To follow the expression of various gene transcripts, quantitative real-time PCR (qRT-PCR) was carried out using the 7500 Fast Real-Time PCR System (Applied Biosystems). Some primers and TaqMan minor-groove-binding (MGB) probes were designed using PrimerDesigner 2.0 (Applied Biosystems). The primer and probe sets used for detection of Sox9 and Col2a1 were as described by Weston et al. (Weston et al., 2002). Primer and probe concentrations were optimized according to the manufacturer's instructions. Other primer and probe sets were purchased from the TaqMan gene expression collection (Applied Biosystems). Total RNA was isolated from primary cultures as described above. Quantification was carried out using ~10 ng of total RNA and the expression of all genes relative to endogenous rRNA was determined using TaqMan Ribosomal Control Reagents (Applied Biosystems) and the relative quantitation method.

All luciferase assays were performed at least in triplicate and repeated using three distinct preparations of cells. Real-time PCR analysis was carried out in duplicate and repeated a minimum of two times with independent RNA samples. Luciferase reporter data were analyzed by one-way analysis of variance (ANOVA), followed by Tukey post-test for multiple comparisons using GraphPad Prism, version 4.0 (GraphPad Software).

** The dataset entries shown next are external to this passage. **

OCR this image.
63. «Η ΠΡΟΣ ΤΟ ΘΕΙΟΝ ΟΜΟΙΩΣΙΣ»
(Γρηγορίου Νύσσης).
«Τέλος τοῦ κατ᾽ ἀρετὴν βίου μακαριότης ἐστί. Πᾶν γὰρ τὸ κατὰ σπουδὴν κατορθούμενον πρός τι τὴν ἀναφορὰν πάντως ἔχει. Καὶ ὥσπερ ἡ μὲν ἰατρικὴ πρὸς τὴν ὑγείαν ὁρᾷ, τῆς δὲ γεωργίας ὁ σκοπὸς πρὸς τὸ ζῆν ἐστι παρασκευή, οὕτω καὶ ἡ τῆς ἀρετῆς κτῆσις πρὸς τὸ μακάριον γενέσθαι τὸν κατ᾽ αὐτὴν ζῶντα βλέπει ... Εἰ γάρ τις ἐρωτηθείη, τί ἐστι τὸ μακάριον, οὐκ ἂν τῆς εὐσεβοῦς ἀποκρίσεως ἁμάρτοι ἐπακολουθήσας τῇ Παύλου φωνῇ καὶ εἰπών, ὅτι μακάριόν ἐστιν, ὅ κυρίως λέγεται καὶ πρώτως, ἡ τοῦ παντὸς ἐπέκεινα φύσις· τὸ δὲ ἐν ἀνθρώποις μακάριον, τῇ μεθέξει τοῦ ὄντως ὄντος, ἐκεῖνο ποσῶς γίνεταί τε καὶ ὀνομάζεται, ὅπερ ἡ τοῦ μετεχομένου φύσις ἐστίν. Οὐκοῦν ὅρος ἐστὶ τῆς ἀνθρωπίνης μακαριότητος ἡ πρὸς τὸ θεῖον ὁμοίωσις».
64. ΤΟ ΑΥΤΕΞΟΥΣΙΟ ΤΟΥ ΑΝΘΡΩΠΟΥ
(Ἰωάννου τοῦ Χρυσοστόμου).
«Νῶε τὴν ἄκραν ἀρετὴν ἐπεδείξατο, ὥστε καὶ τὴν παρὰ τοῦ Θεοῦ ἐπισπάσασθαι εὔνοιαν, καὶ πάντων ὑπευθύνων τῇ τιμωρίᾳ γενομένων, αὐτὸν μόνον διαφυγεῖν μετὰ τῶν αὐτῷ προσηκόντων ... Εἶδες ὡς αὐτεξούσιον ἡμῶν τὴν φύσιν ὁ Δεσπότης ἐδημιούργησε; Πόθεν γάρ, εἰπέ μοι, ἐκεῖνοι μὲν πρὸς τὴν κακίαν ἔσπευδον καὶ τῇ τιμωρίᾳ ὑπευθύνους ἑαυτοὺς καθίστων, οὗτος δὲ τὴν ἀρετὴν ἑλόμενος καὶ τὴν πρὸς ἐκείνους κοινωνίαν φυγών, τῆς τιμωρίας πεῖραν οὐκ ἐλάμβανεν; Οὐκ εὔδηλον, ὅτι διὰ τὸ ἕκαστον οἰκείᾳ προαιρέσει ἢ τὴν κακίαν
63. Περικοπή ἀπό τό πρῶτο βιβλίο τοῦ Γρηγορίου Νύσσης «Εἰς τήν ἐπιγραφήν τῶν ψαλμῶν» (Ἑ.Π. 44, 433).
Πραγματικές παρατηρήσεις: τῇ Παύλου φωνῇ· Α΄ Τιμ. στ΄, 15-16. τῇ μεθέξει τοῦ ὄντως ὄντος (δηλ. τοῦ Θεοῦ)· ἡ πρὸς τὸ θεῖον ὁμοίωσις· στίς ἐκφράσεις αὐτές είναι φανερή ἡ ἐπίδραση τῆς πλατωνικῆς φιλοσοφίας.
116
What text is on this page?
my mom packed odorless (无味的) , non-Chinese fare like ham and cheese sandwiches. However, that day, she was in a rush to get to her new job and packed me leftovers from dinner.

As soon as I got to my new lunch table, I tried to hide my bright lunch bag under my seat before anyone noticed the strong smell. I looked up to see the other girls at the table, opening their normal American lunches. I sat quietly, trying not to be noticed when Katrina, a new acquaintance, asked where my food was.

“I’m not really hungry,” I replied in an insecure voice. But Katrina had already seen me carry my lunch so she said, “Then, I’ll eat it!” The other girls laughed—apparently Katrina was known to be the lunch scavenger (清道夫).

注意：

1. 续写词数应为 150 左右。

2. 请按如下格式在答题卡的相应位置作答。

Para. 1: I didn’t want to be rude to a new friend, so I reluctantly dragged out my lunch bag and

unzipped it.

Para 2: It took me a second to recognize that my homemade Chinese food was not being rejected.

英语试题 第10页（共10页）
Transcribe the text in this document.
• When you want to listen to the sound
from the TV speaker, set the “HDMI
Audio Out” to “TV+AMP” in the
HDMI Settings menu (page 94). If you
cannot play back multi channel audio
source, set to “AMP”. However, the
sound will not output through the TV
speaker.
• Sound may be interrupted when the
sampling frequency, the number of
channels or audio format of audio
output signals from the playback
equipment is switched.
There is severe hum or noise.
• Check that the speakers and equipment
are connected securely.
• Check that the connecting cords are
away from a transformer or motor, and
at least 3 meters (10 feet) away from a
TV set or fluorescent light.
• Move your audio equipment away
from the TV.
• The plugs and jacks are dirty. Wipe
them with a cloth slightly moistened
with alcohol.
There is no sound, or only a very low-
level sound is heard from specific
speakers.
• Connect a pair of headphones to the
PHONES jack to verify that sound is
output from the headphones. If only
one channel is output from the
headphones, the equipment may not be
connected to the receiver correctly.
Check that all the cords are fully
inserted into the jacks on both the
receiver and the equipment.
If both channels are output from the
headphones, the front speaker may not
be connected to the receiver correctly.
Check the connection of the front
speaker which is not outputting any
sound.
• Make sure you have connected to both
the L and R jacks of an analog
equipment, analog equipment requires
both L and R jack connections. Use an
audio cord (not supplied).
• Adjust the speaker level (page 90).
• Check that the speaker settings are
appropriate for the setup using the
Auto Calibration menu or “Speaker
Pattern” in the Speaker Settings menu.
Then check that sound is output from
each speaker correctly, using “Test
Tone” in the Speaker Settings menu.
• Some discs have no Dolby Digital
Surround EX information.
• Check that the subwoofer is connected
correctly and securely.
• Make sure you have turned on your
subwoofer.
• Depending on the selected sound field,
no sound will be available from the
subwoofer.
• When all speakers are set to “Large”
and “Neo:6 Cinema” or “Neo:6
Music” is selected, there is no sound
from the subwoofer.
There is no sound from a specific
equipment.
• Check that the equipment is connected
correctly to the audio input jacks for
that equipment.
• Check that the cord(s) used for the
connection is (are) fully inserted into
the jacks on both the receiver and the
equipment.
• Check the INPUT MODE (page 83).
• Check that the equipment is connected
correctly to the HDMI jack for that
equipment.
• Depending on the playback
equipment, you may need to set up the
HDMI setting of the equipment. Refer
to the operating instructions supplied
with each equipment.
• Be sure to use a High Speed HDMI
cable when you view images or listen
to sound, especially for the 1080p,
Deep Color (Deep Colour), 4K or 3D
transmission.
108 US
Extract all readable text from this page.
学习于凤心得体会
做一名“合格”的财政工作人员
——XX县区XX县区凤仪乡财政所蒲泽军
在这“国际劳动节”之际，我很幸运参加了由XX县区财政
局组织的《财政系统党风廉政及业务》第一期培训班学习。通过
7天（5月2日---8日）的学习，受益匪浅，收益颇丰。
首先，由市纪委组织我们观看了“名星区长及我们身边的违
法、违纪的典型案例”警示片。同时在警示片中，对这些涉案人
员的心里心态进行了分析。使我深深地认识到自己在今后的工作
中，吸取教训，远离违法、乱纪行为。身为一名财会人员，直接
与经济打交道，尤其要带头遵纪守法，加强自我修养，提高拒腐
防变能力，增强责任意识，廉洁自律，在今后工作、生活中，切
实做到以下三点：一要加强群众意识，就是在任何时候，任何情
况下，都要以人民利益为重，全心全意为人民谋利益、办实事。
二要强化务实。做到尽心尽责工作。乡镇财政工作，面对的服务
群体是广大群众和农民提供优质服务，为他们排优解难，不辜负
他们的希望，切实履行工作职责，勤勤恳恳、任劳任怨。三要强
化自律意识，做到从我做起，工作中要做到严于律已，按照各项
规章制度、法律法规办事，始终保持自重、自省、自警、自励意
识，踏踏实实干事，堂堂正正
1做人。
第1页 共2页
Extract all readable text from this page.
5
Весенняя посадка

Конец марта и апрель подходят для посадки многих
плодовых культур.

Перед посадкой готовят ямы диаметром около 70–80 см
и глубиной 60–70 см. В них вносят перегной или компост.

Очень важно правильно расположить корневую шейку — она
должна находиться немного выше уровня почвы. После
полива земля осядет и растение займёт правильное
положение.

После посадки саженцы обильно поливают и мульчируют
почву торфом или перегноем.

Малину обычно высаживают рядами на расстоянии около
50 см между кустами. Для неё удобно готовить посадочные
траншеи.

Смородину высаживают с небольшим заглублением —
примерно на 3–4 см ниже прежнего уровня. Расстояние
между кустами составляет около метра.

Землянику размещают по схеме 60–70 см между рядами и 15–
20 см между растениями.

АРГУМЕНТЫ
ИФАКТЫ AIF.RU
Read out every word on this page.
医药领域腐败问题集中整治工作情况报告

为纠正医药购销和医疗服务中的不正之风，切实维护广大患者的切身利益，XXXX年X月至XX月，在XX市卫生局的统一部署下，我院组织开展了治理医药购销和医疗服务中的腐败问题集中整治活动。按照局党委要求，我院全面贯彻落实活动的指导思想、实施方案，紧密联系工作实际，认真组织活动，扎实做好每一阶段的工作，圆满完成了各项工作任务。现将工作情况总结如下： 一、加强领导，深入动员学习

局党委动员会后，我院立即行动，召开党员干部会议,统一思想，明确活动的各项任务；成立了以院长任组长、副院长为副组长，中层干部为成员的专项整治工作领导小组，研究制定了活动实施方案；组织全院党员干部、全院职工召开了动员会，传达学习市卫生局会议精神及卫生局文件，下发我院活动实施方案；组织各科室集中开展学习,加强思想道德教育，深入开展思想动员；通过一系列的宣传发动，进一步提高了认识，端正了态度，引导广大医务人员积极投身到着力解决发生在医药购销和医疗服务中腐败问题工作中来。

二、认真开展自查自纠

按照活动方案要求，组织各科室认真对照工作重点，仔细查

We thank Robert Viger for the rat Gata6 cDNA, the London Regional Genomics Centre, in particular David Carter, for carrying out the microarray experiments, and Joy Richman and Cal Roskelley for helpful comments on the manuscript. K.K. and H.J.D. were supported by graduate fellowships from the Canadian Arthritis Network. H.J.D. was also supported by a training fellowship from the Skeletal Regenerative Medicine Canadian Institutes of Health (CIHR) team grant. This research was funded by grants to T.M.U. from the CIHR. T.M.U. holds an investigator award from The Arthritis Society.